Ahlaksızlık hiç değil...
Değil mi?
Kuru iftira!
*
Sahte ürün alıp satanlar da bana ayrı haz veriyor mesela..
Hele toplumsal ticari etik anlayışımız on numara..
Uzun zaman emek, mesai, yaratıcılık, bütçe harcayan birinin yarattığı rüzgardan kendine ekmek çıkarmaya çalışan, ürünü ya da tasarımını taklit eden, bunu da utanmadan pazarlayıp satan...

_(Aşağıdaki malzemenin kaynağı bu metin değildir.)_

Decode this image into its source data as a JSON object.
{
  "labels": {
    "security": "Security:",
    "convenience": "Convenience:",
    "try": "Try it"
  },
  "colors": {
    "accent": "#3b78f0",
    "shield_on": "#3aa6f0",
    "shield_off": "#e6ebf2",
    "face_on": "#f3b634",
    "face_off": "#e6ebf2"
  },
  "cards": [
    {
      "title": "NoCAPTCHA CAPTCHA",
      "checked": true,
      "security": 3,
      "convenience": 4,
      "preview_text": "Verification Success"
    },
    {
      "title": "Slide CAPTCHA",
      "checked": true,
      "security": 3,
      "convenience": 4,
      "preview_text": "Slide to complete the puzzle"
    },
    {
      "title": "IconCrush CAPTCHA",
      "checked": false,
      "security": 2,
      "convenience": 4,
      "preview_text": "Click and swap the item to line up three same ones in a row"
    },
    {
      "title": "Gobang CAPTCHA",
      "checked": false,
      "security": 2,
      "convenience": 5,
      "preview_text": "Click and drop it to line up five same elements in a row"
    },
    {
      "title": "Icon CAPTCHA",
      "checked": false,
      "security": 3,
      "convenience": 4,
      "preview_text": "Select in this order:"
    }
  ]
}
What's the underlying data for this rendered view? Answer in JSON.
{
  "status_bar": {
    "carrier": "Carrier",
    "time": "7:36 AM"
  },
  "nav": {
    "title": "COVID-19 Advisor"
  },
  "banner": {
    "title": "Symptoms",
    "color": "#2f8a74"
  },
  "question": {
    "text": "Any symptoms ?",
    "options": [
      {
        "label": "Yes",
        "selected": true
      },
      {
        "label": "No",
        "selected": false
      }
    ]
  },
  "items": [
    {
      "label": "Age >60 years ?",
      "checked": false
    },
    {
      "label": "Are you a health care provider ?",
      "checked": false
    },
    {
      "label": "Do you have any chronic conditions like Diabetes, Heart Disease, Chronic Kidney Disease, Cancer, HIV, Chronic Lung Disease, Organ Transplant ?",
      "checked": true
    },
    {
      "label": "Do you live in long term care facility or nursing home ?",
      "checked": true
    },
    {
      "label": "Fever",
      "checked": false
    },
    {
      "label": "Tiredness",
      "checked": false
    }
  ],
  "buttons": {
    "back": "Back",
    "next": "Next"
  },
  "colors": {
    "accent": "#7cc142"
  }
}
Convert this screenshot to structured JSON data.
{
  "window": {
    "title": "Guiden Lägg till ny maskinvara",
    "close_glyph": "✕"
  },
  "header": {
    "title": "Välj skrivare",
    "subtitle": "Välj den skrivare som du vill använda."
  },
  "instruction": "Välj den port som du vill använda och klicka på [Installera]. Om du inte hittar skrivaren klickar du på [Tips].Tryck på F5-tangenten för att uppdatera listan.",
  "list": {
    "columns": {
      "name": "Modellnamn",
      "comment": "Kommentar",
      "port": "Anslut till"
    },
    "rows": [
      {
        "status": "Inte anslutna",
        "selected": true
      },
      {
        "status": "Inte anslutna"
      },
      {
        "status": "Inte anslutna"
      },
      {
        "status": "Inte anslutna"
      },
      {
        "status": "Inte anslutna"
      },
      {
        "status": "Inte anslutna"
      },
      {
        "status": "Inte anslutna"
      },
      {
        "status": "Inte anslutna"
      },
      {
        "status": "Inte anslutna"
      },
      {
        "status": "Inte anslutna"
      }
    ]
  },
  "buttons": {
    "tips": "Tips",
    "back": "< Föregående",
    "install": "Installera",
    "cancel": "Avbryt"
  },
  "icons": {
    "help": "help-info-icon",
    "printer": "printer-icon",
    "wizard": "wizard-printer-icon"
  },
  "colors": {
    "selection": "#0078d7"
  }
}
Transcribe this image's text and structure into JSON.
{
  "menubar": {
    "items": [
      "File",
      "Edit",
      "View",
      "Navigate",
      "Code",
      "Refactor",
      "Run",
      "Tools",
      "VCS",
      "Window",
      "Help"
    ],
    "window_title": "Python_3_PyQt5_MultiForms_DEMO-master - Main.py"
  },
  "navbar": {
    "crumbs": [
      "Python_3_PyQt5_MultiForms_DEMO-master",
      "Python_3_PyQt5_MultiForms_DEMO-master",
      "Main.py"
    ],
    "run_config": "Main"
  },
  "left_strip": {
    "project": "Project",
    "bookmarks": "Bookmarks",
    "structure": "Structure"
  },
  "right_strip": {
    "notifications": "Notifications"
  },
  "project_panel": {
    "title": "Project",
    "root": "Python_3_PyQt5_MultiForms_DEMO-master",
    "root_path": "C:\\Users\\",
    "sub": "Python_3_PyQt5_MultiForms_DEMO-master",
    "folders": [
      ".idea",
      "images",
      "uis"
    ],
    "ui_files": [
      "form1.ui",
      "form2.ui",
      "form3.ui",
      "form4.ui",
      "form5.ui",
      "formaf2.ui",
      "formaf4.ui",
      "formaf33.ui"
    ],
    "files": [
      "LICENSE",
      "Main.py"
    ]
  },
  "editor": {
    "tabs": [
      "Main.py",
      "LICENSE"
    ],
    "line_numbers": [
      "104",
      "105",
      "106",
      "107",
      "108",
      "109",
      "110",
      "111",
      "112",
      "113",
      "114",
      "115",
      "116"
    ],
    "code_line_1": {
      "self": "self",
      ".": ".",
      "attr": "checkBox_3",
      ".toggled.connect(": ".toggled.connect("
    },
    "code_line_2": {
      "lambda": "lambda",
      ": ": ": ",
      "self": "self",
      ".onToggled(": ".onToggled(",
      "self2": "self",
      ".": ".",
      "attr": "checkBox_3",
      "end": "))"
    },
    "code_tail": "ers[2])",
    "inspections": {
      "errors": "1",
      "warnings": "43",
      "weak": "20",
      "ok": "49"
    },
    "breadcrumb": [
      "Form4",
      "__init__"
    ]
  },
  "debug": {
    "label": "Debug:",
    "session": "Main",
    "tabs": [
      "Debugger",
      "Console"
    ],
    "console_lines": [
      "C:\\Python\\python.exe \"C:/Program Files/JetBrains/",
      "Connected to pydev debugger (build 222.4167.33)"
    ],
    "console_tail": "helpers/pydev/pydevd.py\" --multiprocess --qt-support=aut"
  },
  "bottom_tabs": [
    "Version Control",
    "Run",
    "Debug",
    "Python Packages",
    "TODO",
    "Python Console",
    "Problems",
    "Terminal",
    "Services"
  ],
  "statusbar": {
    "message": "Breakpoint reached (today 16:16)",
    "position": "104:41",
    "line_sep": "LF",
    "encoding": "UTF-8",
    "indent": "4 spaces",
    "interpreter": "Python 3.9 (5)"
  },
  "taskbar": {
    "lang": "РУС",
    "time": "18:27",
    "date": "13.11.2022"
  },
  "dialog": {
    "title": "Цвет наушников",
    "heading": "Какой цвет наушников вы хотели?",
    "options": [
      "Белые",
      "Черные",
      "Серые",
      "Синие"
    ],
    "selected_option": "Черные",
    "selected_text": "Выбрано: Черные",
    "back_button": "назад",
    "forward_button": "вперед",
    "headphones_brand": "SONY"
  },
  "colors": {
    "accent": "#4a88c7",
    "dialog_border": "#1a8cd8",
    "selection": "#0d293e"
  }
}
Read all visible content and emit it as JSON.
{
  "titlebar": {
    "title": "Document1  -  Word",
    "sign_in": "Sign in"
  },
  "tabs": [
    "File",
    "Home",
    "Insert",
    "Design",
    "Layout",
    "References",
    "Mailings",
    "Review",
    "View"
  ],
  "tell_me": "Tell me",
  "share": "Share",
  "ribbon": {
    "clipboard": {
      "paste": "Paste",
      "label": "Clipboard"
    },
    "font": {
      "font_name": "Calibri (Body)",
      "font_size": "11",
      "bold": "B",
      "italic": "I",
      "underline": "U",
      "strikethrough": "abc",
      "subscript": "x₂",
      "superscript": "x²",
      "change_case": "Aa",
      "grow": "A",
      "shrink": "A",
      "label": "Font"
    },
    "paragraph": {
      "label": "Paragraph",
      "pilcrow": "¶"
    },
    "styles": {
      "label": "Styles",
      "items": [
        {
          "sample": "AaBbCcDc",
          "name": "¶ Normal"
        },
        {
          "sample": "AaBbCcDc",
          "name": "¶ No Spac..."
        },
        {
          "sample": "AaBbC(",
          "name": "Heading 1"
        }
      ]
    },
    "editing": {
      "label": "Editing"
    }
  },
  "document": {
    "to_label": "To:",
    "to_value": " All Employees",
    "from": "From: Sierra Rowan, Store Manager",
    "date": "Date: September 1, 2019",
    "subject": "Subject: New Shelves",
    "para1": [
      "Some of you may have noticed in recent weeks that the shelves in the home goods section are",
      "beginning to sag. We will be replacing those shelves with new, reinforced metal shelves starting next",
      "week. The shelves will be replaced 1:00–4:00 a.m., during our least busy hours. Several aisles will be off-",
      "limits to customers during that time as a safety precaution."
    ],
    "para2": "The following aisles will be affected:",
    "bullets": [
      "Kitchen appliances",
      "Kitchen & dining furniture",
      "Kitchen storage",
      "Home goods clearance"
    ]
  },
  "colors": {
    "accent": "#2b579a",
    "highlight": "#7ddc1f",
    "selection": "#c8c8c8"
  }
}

Bu sahte ürünleri alıp, caddelerde kendini bile kandırarak salınıp, statü sağlamaya çalışan... Ben hırsızım, hırsızlığa ortak olmakta da bir kusur görmüyorum diyen ahlak kumkumaları..
Bakkalın yanına bakkal açan, isim ve vitrin taklit eden, kendisi olmayı beceremeyen 'insan' müsveddeleri..
Hep merak etmişimdir kazançları ne kadar hayırlı oluyor?
Hele bir de her Cuma sosyal medyalarından ahlak dersi verirken..
Acaba kendileri ne kadar inanıyorlar?
*
Yani..
Örnekleri sizin de katkılarınızla çoğaltmak mümkün..
Benim hayat tecrübem bir yere kadar, biriktirdiklerim boyumu aşmıyor ama..
Bu sahte ahlak anlayışımız artık beni çok yoruyor..
Hele kutsal değerleri kullanıp, minareyi kılıfına uydurduğunu sananlar..
Nerde kaldı insanlık dedirtiyorlar ama yalandan inanmak en güzeli sanırım.
Nasılsa bu dünyanın öteki dünyası da var,
Nasılsa hesap vermek cehenneme kalıyor..
E o zaman
Eller havaya kardeş, eyvallah Hocam!